Evidentiary and procedural limitations
An analysis of WBPA reveals some other limitations that are likely to dilute its effectiveness. For example, the secretary to the government of India and the secretary to the state may bindingly and conclusively decide, without any recourse to appeal to any court, that a document be excluded from evidence in a case if it contains proceedings of the Union or state cabinets (or their committees). This may be a crucial document in cases against a minister or senior official. The rationale for excluding such documents is still unclear, because the competent authority in such a case would be the prime minister or chief minister, who are privy to such information beforehand. The competent authority in case of certain complaints against the Union and state ministers are the prime minister and the chief ministers, respectively. Currently, many states in India have chief ministers who have relatives in the council of ministers. It is unlikely that any individual with potential disclosures will blow the whistle against a state minister who is related to the chief minister. There is no mechanism under the WBPA to deal with such cases.
WBPA has created various competent authorities who will receive complaints and then investigate and adjudicate them.
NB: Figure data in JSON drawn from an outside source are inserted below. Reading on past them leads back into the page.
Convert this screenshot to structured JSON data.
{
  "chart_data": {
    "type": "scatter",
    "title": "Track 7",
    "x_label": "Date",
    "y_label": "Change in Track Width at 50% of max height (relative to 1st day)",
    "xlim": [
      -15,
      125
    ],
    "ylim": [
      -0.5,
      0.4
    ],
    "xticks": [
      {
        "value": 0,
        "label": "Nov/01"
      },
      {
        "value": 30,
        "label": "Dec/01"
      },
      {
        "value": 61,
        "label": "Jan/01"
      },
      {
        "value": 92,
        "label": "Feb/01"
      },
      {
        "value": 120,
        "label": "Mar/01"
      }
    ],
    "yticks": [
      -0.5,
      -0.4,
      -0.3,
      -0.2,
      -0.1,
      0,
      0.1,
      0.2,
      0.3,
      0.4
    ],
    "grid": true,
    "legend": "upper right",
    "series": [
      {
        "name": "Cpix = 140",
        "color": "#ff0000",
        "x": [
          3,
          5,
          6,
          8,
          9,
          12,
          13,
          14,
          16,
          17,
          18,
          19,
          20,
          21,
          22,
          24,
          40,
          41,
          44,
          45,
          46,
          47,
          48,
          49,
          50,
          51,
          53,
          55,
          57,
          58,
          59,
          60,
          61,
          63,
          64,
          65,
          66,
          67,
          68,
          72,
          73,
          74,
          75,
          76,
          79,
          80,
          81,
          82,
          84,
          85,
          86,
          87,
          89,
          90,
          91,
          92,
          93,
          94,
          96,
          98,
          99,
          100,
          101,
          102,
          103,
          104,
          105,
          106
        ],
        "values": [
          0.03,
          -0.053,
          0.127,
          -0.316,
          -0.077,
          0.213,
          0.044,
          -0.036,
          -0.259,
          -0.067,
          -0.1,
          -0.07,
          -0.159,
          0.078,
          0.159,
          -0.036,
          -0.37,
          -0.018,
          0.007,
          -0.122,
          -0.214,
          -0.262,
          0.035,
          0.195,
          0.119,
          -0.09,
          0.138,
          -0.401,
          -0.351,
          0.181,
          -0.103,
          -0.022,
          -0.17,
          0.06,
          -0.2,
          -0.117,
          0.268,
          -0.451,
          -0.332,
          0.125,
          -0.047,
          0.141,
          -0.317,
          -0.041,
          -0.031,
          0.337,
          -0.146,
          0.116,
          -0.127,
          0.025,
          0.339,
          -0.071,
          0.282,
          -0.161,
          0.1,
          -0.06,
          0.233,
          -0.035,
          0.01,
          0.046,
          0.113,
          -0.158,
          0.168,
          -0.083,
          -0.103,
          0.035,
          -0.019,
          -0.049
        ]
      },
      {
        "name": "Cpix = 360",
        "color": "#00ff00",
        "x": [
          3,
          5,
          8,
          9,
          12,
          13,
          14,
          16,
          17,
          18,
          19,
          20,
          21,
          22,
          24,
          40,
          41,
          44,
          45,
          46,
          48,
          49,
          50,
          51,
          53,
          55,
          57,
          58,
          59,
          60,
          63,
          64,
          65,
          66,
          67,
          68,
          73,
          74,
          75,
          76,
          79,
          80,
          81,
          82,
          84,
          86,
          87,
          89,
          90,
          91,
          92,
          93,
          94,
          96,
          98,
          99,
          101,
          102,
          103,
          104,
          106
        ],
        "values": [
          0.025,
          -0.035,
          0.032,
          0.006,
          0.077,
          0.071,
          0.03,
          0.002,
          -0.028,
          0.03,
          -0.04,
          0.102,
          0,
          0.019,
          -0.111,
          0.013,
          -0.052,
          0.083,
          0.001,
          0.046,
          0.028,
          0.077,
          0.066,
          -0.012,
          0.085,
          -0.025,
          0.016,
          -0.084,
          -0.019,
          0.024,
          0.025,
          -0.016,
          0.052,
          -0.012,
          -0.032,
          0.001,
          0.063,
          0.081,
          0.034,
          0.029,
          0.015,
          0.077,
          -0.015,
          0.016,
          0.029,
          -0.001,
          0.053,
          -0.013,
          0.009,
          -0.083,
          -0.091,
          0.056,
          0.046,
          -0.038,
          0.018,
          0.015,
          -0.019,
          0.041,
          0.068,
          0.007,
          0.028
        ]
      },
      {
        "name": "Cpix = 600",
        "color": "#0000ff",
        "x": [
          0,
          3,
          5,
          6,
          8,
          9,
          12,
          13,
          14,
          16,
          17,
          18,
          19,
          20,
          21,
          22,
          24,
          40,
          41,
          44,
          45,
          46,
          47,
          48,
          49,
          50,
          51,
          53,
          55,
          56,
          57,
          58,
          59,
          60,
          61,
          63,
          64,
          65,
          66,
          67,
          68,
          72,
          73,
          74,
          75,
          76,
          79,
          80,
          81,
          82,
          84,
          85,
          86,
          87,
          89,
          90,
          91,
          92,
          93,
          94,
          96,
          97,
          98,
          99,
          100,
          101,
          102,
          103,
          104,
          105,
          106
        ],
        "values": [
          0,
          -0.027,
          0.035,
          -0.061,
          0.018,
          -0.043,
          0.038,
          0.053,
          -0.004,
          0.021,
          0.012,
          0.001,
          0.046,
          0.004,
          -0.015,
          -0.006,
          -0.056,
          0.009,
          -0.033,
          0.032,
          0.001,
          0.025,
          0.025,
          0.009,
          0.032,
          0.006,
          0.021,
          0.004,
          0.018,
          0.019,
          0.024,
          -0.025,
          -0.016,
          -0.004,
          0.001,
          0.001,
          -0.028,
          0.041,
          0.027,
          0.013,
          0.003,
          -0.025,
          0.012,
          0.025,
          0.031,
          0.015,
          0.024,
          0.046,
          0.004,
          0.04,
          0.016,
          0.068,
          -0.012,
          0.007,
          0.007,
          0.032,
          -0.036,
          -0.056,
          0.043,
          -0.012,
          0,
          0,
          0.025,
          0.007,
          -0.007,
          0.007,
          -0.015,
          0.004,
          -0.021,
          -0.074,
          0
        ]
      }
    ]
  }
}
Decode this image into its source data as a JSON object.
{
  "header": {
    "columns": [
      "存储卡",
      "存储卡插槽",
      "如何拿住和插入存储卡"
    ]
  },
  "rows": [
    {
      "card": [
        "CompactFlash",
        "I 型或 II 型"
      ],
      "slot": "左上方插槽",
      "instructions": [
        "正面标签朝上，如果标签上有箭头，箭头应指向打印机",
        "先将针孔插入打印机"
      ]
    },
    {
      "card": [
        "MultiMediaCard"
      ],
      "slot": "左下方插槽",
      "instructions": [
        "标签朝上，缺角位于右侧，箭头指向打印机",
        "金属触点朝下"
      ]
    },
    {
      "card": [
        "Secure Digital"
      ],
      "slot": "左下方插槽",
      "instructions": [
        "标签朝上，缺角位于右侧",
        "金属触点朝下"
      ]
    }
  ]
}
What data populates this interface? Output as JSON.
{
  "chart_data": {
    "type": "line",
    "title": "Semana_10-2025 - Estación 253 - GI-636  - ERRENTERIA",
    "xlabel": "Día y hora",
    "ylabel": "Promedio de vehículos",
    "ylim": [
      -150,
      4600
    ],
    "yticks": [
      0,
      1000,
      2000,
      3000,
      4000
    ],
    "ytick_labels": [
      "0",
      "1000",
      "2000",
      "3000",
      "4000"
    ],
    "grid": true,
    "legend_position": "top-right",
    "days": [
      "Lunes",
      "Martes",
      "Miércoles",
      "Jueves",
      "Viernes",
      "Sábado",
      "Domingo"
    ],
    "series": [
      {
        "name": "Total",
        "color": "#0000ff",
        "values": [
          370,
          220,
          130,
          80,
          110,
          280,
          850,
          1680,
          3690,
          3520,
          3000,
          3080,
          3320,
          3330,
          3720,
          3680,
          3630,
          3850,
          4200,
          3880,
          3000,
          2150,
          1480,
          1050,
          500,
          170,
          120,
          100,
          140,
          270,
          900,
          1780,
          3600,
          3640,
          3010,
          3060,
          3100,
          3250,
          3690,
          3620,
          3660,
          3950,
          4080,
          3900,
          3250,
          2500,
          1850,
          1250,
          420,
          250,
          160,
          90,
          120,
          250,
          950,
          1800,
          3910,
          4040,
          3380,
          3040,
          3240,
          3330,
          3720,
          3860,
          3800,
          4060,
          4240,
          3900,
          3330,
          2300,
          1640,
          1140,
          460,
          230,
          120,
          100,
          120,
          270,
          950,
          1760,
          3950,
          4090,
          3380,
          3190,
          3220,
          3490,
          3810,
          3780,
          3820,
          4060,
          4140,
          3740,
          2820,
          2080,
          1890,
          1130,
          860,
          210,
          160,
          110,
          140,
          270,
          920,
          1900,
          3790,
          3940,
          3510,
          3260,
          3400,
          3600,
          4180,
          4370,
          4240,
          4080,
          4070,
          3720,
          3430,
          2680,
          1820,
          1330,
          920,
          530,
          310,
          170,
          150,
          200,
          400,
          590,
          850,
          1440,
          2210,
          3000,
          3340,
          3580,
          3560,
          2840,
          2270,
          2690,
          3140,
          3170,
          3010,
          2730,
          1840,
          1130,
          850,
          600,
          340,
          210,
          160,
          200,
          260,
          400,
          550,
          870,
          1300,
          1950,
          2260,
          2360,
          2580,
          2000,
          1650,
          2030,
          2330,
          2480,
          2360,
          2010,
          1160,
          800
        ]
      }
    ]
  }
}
In fact, there could be more than 60 competent authorities stationed
in various parts of the country. It is unclear why the government would not use the existing judicial and law enforcement institutions for receiving, investigating and prosecuting cases under the Prevention of Corruption Act, or the Lokpal, for instance. Maintaining a range of competent authorities also risks inconsistent application of laws and rules, differences in procedures, jurisdictional limitations and the duplication of cases.
Private sector not immune
Because the Act allows anyone to blow the whistle, the private sector will also feel the effects of WBPA. Employees, consultants, clients, or representatives with the knowledge or information that any private entity indulged, directly or through third parties, in bribing public servants, may blow the whistle against the entity. The risk to the private sector will further increase when pending amendments to the Prevention of Corruption Act are made legal. These amendments are aimed at making the private entities liable for giving or offering bribes to public servants.
According to WBPA, every person in charge of the entity is liable to punishment. These provisions will make senior management, directors of companies, and partners of firms liable for offences under the WBPA. However, a defence is provided to such persons, if they can prove that the corrupt act was committed without their knowledge or if they had exercised due diligence to prevent the commission of such offence.
While the WBPA definitely has the right intentions when it comes to curbing corruption and encouraging whistleblowers, the law currently suffers from inadequate execution. We hope that the rules to be prescribed — and future amendments to the WBPA — can check these loopholes and contribute to the difficult process of uprooting corruption as an impediment to India’s road to development.